New Study Shows Limited Use of Electronic Medical Records

Do we here have an estimated cost of the sociotechnical and organizational factors that impede Healthcare IT success? See following two articles.

Article one:

New Study Shows Limited Use of Electronic Medical Records
Wednesday, March 15, 2005

Use of Computerized Clinical Support Systems in Medical Settings: United States, 2001-03. Advance Data Number 353. 9 pp. (PHS) 2005-1250.

Less than a third of the nation’s hospital emergency and outpatient departments use electronic medical records, and even fewer doctors’ offices do, according to a report released today by the Centers for Disease Control and Prevention (CDC).

About 31 percent of hospital emergency departments, 29 percent of outpatient departments, and 17 percent of doctors’ offices have electronic medical records to support patient care, as reported in CDC’s ambulatory medical care surveys, conducted from 2001 to 2003.

The use of electronic records in health care lags far behind the computerization of information in other sectors of the economy. In health care, billing applications were the first to be computerized. Electronic billing systems are used in three-quarters of physician office practices, but computerization of clinical records has been much slower.

To help bring health care into the information age, President Bush called for the majority of Americans to have electronic health records within 10 years and established the role of a National Coordinator for Health Information Technology in order to realize this goal. “Electronic medical records and computerized systems offer opportunities to improve the quality of medical care in all settings as health care providers learn the potential of these systems and how to use them,” said Catharine W. Burt, Ed.D., lead author of the study. “The majority of ambulatory care in this country is provided in physicians’ offices but less than one in fivedoctors is using electronic medical records."

The survey measured the use of systems to improve the accuracy and safety of prescription drug use. About 8 percent of physicians use a computerized physician order entry system (CPOE), in which orders for drugs and diagnostic tests are entered electronically rather than on prescription pads. In these electronic systems, the computer compares the order against standards for dosing, checks for allergies or drug interactions, and warns of potential patient problems.

The study found younger physicians, those under 50 years of age, were twice as likely as physicians age 50 or over to use this computerized system for ordering prescriptions. About 40 percent of hospital emergency departments use automated drug dispensing systems (ADD), compared to about 18 percent of outpatient departments. Other studies have shown that automated drug dispensing systems, that operate like vending machines where the order is written and the machine dispenses the correct drug and dosage for patients, can reduce medical errors. These automated systems were more likely to be in use in emergency departments located in metropolitan areas and those with the highest volume of patients. For outpatient departments, medical school affiliation was associated with use of automated drug systems.

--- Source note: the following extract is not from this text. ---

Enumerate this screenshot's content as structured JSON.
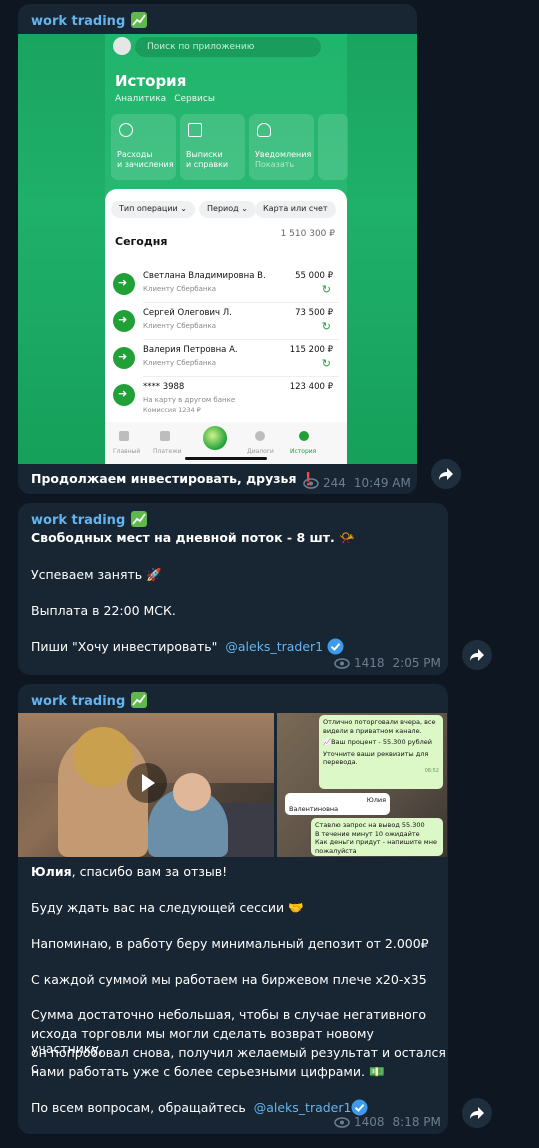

“While national adoption rates for health information technology are slowly climbing, we are seeing a widening gap between larger hospitals and physician groups and their smaller counterparts,” said Dr. David Brailer, National Coordinator for Health Information Technology. “Physicians and providers face many barriers to adopting health information tools. We need to create incentives for providers to adopt electronic medical records and ensure the products they buy will do the job.”

The National Ambulatory Medical Care Survey of the care provided by office-based physicians and the National Hospital Ambulatory Medical Care Survey, covering hospital emergency and outpatient departments regularly report on the characteristics of patients, including diagnosis and symptoms, as well as the diagnostic and therapeutic care provided to track trends in the patterns and quality of medical care. Items on the use of electronic medical records were added to thesecomprehensive surveys of medical care providers to track important changes in their use of information technology.

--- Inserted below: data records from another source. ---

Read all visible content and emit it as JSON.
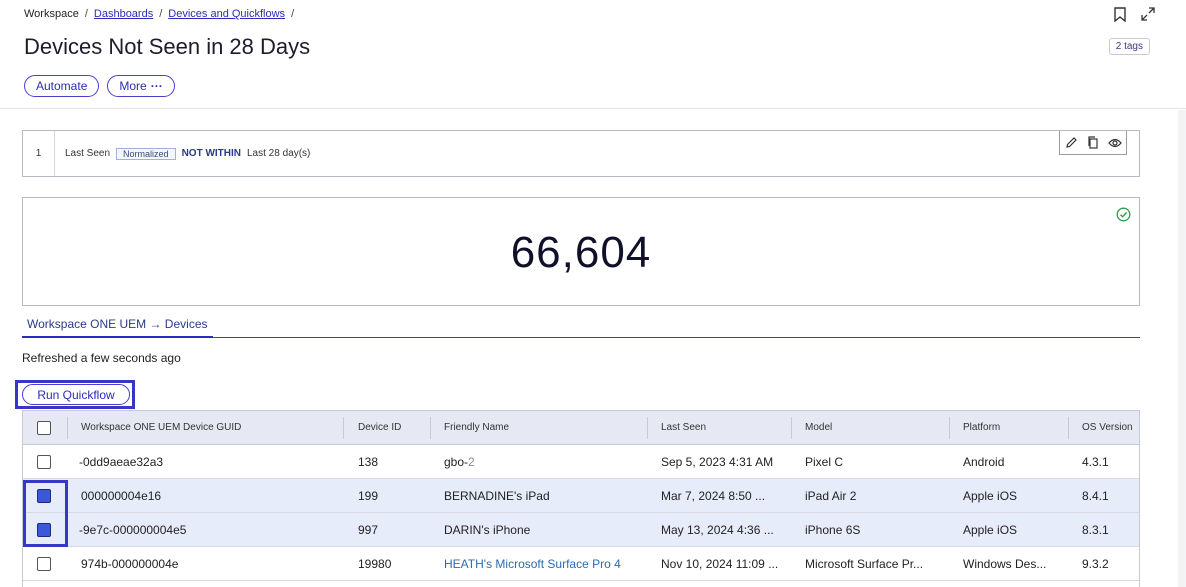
{
  "breadcrumb": {
    "root": "Workspace",
    "sep": "/",
    "items": [
      "Dashboards",
      "Devices and Quickflows"
    ]
  },
  "page": {
    "title": "Devices Not Seen in 28 Days",
    "tags": "2 tags"
  },
  "actions": {
    "automate": "Automate",
    "more": "More",
    "more_glyph": "···"
  },
  "filter": {
    "row_number": "1",
    "attribute": "Last Seen",
    "badge": "Normalized",
    "operator": "NOT WITHIN",
    "value": "Last 28 day(s)"
  },
  "count": {
    "value": "66,604"
  },
  "tab": {
    "label": "Workspace ONE UEM → Devices"
  },
  "status": {
    "refreshed": "Refreshed a few seconds ago"
  },
  "quickflow": {
    "label": "Run Quickflow"
  },
  "table": {
    "columns": [
      "Workspace ONE UEM Device GUID",
      "Device ID",
      "Friendly Name",
      "Last Seen",
      "Model",
      "Platform",
      "OS Version"
    ],
    "rows": [
      {
        "guid": "-0dd9aeae32a3",
        "device_id": "138",
        "friendly": "gbo-",
        "friendly_suffix": "2",
        "last_seen": "Sep 5, 2023 4:31 AM",
        "model": "Pixel C",
        "platform": "Android",
        "os": "4.3.1",
        "checked": false
      },
      {
        "guid": "000000004e16",
        "device_id": "199",
        "friendly": "BERNADINE's iPad",
        "friendly_suffix": "",
        "last_seen": "Mar 7, 2024 8:50 ...",
        "model": "iPad Air 2",
        "platform": "Apple iOS",
        "os": "8.4.1",
        "checked": true
      },
      {
        "guid": "-9e7c-000000004e5",
        "device_id": "997",
        "friendly": "DARIN's iPhone",
        "friendly_suffix": "",
        "last_seen": "May 13, 2024 4:36 ...",
        "model": "iPhone 6S",
        "platform": "Apple iOS",
        "os": "8.3.1",
        "checked": true
      },
      {
        "guid": "974b-000000004e",
        "device_id": "19980",
        "friendly": "HEATH's Microsoft Surface Pro 4",
        "friendly_suffix": "",
        "last_seen": "Nov 10, 2024 11:09 ...",
        "model": "Microsoft Surface Pr...",
        "platform": "Windows Des...",
        "os": "9.3.2",
        "checked": false
      }
    ]
  },
  "colors": {
    "accent": "#2b2bbd",
    "highlight_frame": "#3636c8",
    "success": "#2e9e4f",
    "checkbox_fill": "#3a58d8"
  }
}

“Use of Computerized Clinical Support Systems in Medical Settings: United States, 2001-2003” is available at CDC/NCHS Web site.

Article two:

Inefficiencies Cost Healthcare $100 Billion Yearly, Says HSS

Improved coding and streamlined claims submission could save the healthcare industry upwards of $100 billion a year in unnecessary costs, a reimbursement management firm claims in a new report, America's Hidden Healthcare Crisis. However, the convoluted and ever-changing nature of payment rules, combined with the high cost and glacial pace of implementation of information technology make for a daunting challenge says the report's author, consultant firm HSS.